Lawmakers demand answers after IRS agent lies about identity to harass taxpayer
House Judiciary Committee Chair Rep. Jim Jordan (R-OH) last week demanded answers after an IRS agent lied about his identity to gain entry to a private home and harass its resident.
In a letter to IRS Commissioner Daniel Werfel, Jordan described how in April, an agent with the IRS Criminal Division — the agency’s armed corps — made an unannounced, “bizarre” visit to an Ohio resident.
The agent identified himself as Agent “Bill Haus” and told the resident he was there to discuss an estate of which she was a fiduciary. He claimed she had failed to complete some filings and owed the IRS a “substantial amount”.
When the taxpayer showed that she had, in fact, paid all taxes on the estate, Agent “Haus” revealed the “real” reason he was there, which was because the decedent was delinquent on several filings.
The resident called her attorney, who instructed the agent to leave the house. But Agent “Haus” refused.
“I am an IRS agent, I can be at and go into anyone’s house at any time I want to be,” he said.
Before finally leaving the house, the agent threatened the taxpayer that unless she provided the required paperwork within a week, he would freeze her assets and place a lien on her house.
When he left, the woman called the Marion, Ohio Police Department (MPD), believing she was the victim of a scam. Police ran the agent’s license plates, which were registered under a different name. When they contacted the agent, “Haus” admitted he had used a false name. The sheer illegality of this led police to believe that he was indeed a scammer, and warned the agent he would be arrested if he came to the taxpayer’s home again.
In response, the agent filed a complaint against the officer with the Treasury Inspector General for Tax Administration (TIGTA), and the MPD learned that “Haus” was, in fact, a legitimate IRS agent.
“This behavior from an IRS agent to an American taxpayer — providing an alias, using deception to secure entry into the taxpayer’s home, and then filing an Inspector General complaint against a police officer examining that matter — is highly concerning,” Jordan wrote in the letter to IRS Commissioner Werfel.
It is unclear if any disciplinary action was taken since the incident occurred in April.
Jordan also referenced a similar incident in March, when the IRS visited journalist Matt Taibbi at his home as he was testifying before Congress about the weaponization of the federal government.
Taibbi, an award-winning journalist and author, was tapped by Elon Musk last year to report on the Twitter Files, a tranche of internal communications from Twitter’s previous management team. The documents revealed the federal government’s deep collusion with the platform to silence the Biden administration’s political opponents.
On March 9th Taibbi provided testimony on what he found in the Twitter Files to the House Select Subcommittee on the Weaponization of the Federal Government. He learned later that while he was testifying, an IRS agent came to his home unannounced and left a note at Taibbi’s home instructing the journalist to call him in four days. When Taibbi did, the agent told him that his 2018 and 2021 tax returns were being rejected due to concerns about identity theft. The IRS specifically added that the issues are “not monetary”.

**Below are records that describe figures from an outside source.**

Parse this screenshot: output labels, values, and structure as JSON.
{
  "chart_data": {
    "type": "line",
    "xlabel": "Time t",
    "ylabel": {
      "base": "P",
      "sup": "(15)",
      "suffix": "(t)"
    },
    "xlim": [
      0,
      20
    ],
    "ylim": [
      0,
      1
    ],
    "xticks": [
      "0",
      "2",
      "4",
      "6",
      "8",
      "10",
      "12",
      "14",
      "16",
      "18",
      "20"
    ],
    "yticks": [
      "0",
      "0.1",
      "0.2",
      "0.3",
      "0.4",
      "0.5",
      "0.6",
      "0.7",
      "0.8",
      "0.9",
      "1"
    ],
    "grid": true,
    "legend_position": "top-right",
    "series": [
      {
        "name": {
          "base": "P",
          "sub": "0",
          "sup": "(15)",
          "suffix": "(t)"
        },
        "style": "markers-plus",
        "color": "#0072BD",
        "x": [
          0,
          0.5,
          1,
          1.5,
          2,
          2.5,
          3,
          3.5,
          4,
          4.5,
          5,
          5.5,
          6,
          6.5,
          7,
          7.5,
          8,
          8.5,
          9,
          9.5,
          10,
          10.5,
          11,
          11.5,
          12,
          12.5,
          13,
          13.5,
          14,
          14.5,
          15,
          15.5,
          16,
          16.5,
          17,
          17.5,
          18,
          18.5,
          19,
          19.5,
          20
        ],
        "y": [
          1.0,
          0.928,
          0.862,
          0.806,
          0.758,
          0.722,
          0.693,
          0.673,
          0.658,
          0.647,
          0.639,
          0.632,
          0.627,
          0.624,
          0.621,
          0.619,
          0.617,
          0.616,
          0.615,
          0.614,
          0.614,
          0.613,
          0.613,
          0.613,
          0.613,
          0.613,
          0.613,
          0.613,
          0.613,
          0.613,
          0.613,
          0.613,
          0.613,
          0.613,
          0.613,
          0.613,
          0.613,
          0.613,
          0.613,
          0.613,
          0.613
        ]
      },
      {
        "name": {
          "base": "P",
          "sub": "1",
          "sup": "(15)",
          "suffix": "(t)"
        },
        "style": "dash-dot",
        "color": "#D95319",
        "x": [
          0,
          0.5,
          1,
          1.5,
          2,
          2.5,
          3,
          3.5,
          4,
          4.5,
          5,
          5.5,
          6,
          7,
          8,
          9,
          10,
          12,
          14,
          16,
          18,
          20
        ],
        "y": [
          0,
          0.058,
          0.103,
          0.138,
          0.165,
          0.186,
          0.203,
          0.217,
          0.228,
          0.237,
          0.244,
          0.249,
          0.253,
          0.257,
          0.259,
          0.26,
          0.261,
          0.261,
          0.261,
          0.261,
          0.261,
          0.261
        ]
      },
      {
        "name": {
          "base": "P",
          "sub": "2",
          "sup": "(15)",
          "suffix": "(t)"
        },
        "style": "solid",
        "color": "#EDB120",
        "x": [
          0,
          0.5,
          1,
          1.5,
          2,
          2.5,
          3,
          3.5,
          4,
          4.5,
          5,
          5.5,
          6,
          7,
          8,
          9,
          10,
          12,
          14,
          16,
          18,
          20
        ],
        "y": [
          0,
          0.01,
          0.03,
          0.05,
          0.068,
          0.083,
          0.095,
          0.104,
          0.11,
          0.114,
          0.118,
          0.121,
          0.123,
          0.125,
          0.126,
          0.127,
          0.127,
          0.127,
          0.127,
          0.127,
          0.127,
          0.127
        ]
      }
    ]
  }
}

Taibbi says that his 2018 tax returns were in fact accepted over four-and-a-half years ago and provided documentation to the House Judiciary Committee proving that fact, according to the Wall Street Journal. In all those years, the IRS never notified Taibbi or his accountant that there were any concerns about identity theft, and the agency reportedly owes Taibbi a “considerable” tax refund.
The author’s 2021 tax return had been rejected twice, despite his accountant filing with an IRS-approved PIN number. Given that Taibbi had already been in communication with the IRS regarding the issue, it did not justify a house call from an IRS agent.
Then, too, Jordan sent a strongly worded letter to Werfel, copying Treasury Secretary Janet Yellen. But the following month’s incident suggests that neither Jordan’s letter nor the House Judiciary Committee are having the intended effect.